Walk into Central Co-op on Capitol Hill and you’ll be greeted with the results of a recent economic impact study showing that the member-owned, unionized co-op circulates double its dollars in the Washington economy than a chain grocer does. Down the street at the independently owned Pacific Supply Hardware on 12th Avenue, another poster cites a 2015 study by the North American Retail Hardware Association: “If consumers shifted just 10% of their purchases from the big boxes to local home improvement stores an additional $1.3 billion would stay in hometowns across the nation each year.”
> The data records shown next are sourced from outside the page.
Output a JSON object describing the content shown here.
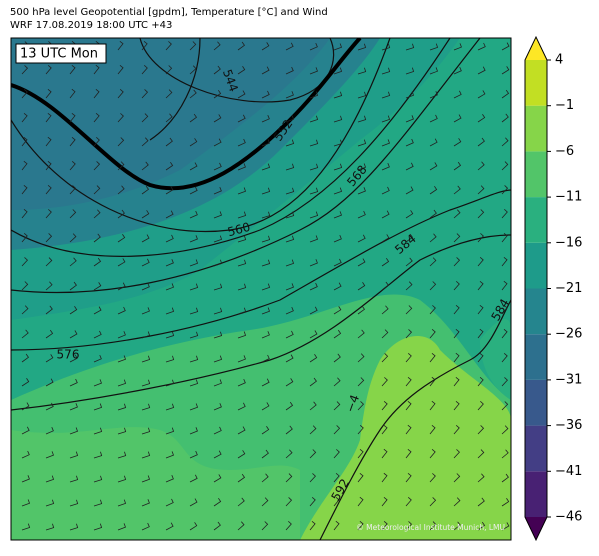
{
  "header": {
    "title_lines": [
      "500 hPa level Geopotential [gpdm], Temperature [°C] and Wind",
      "WRF 17.08.2019 18:00 UTC +43"
    ]
  },
  "map": {
    "time_label": "13 UTC Mon",
    "contour_labels": [
      "544",
      "552",
      "560",
      "568",
      "584",
      "576",
      "584",
      "−4",
      "592"
    ],
    "credit": "© Meteorological Institute Munich, LMU"
  },
  "colorbar": {
    "ticks": [
      4,
      {
        "value": -1,
        "label": "−1"
      },
      {
        "value": -6,
        "label": "−6"
      },
      {
        "value": -11,
        "label": "−11"
      },
      {
        "value": -16,
        "label": "−16"
      },
      {
        "value": -21,
        "label": "−21"
      },
      {
        "value": -26,
        "label": "−26"
      },
      {
        "value": -31,
        "label": "−31"
      },
      {
        "value": -36,
        "label": "−36"
      },
      {
        "value": -41,
        "label": "−41"
      },
      {
        "value": -46,
        "label": "−46"
      }
    ],
    "colors": [
      "#440154",
      "#482173",
      "#433e85",
      "#38598c",
      "#2d708e",
      "#25858e",
      "#1e9b8a",
      "#2ab07f",
      "#52c569",
      "#86d549",
      "#c2df23",
      "#fde725"
    ]
  }
}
As my own household works to cut the Amazon cord, I’m aware that buying brick-and-mortar local is a lot harder than it was a decade ago. Amazon has gobbled up the market share for so many humdrum items—where the hell in Seattle but Amazon do you buy toner cartridge these days?—but this city, and especially Sawant’s District 3 (also my home district), is still a stronghold of local, independently-owned businesses. It only takes a little bit of thoughtfulness to figure out that you can buy election night snacks at the Co-op rather than Safeway, runoff Re-elect Kshama signs at Perfect Copy and Print rather than FedEx Office, or snag postering tape from Pacific Supply Hardware rather than making a Home Depot run.
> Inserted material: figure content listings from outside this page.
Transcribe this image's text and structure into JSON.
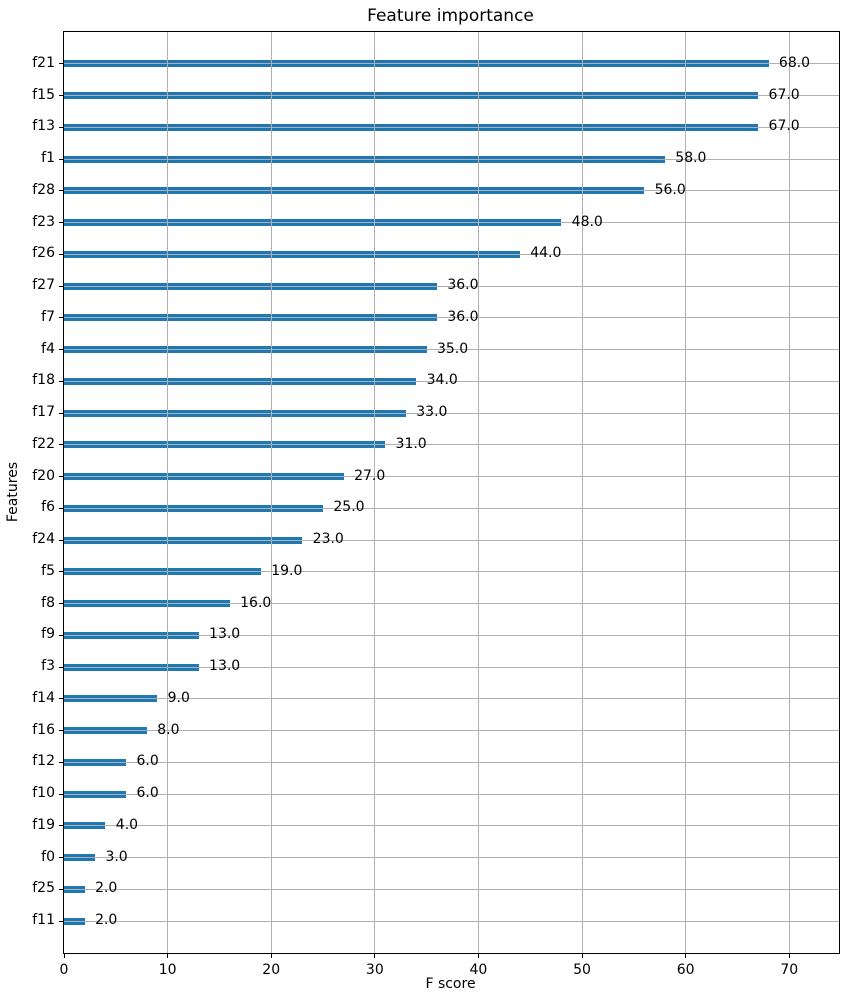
{
  "chart_data": {
    "type": "bar",
    "orientation": "horizontal",
    "title": "Feature importance",
    "xlabel": "F score",
    "ylabel": "Features",
    "categories": [
      "f21",
      "f15",
      "f13",
      "f1",
      "f28",
      "f23",
      "f26",
      "f27",
      "f7",
      "f4",
      "f18",
      "f17",
      "f22",
      "f20",
      "f6",
      "f24",
      "f5",
      "f8",
      "f9",
      "f3",
      "f14",
      "f16",
      "f12",
      "f10",
      "f19",
      "f0",
      "f25",
      "f11"
    ],
    "values": [
      68,
      67,
      67,
      58,
      56,
      48,
      44,
      36,
      36,
      35,
      34,
      33,
      31,
      27,
      25,
      23,
      19,
      16,
      13,
      13,
      9,
      8,
      6,
      6,
      4,
      3,
      2,
      2
    ],
    "bar_labels": [
      "68.0",
      "67.0",
      "67.0",
      "58.0",
      "56.0",
      "48.0",
      "44.0",
      "36.0",
      "36.0",
      "35.0",
      "34.0",
      "33.0",
      "31.0",
      "27.0",
      "25.0",
      "23.0",
      "19.0",
      "16.0",
      "13.0",
      "13.0",
      "9.0",
      "8.0",
      "6.0",
      "6.0",
      "4.0",
      "3.0",
      "2.0",
      "2.0"
    ],
    "x_ticks": [
      0,
      10,
      20,
      30,
      40,
      50,
      60,
      70
    ],
    "xlim": [
      0,
      74.8
    ],
    "grid": true,
    "legend": null,
    "bar_color": "#1f77b4",
    "grid_color": "#b0b0b0",
    "text_color": "#000000"
  }
}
I am sure the heat of an election campaign makes it hard to stop and scrutinize such choices, but I believe Sawant and her movement at Socialist Alternative are capable, given the rigor they apply to political questions in front of the council. (Sawant’s campaign manager, Chris Gray, referred me to the councilmember’s office for comment now that the election is over. I spoke off the record with a staff member, but the councilmember’s office did not provide an official comment by press time.)

Sawant well knows that such symbolism matters. She hosted her primary and general election night parties at Langston Hughes Performing Arts Institute, a publicly-owned building dedicated to Black artistic genius. She hosted her victory party—and will host tonight’s swearing-in ceremony by Sara Nelson, International President of the Association of Flight Attendants, and Tax Amazon launch—at Washington Hall, a storied building held in trust by Historic Seattle, whose history includes socialist organizing. These are commendable choices and the several thousand dollars the campaign and councilmember’s office spent to secure those venues was money well spent. Ditto for the $1,281 on the delicious Indian food from Mirch Masala on which I gorged myself during election night reporting.

I want to live in a Seattle with more Langstons and Washington Halls and Mirch Masalas and Sabas, and I hope that taxing big business, including Amazon, can help make that happen. (It’s part of the reason Logan Bowers’ May campaign launch—back when he was the leading challenger in D3—at bro-fest beer hall Rhein Haus sounded irrepressibly tone deaf. A fine place to console your Seahawks playoff sorrows with a beer and a brat; a terrible place to campaign for city council in District 3.)

The dust has settled from the election. Sawant won, naysayers be damned. But after tonight’s rabble-rousing festivities, I hope that Sawant and her movement can pause to envision not just the big picture of taxing Amazon, but the granular picture of how to translate new progressive revenue into the Seattle we want. Legacy business preservation? Vienna-style social housing?

It’s time to get into the weeds—and that starts with buying your mysteries at Elliott Bay Book Company, not Amazon.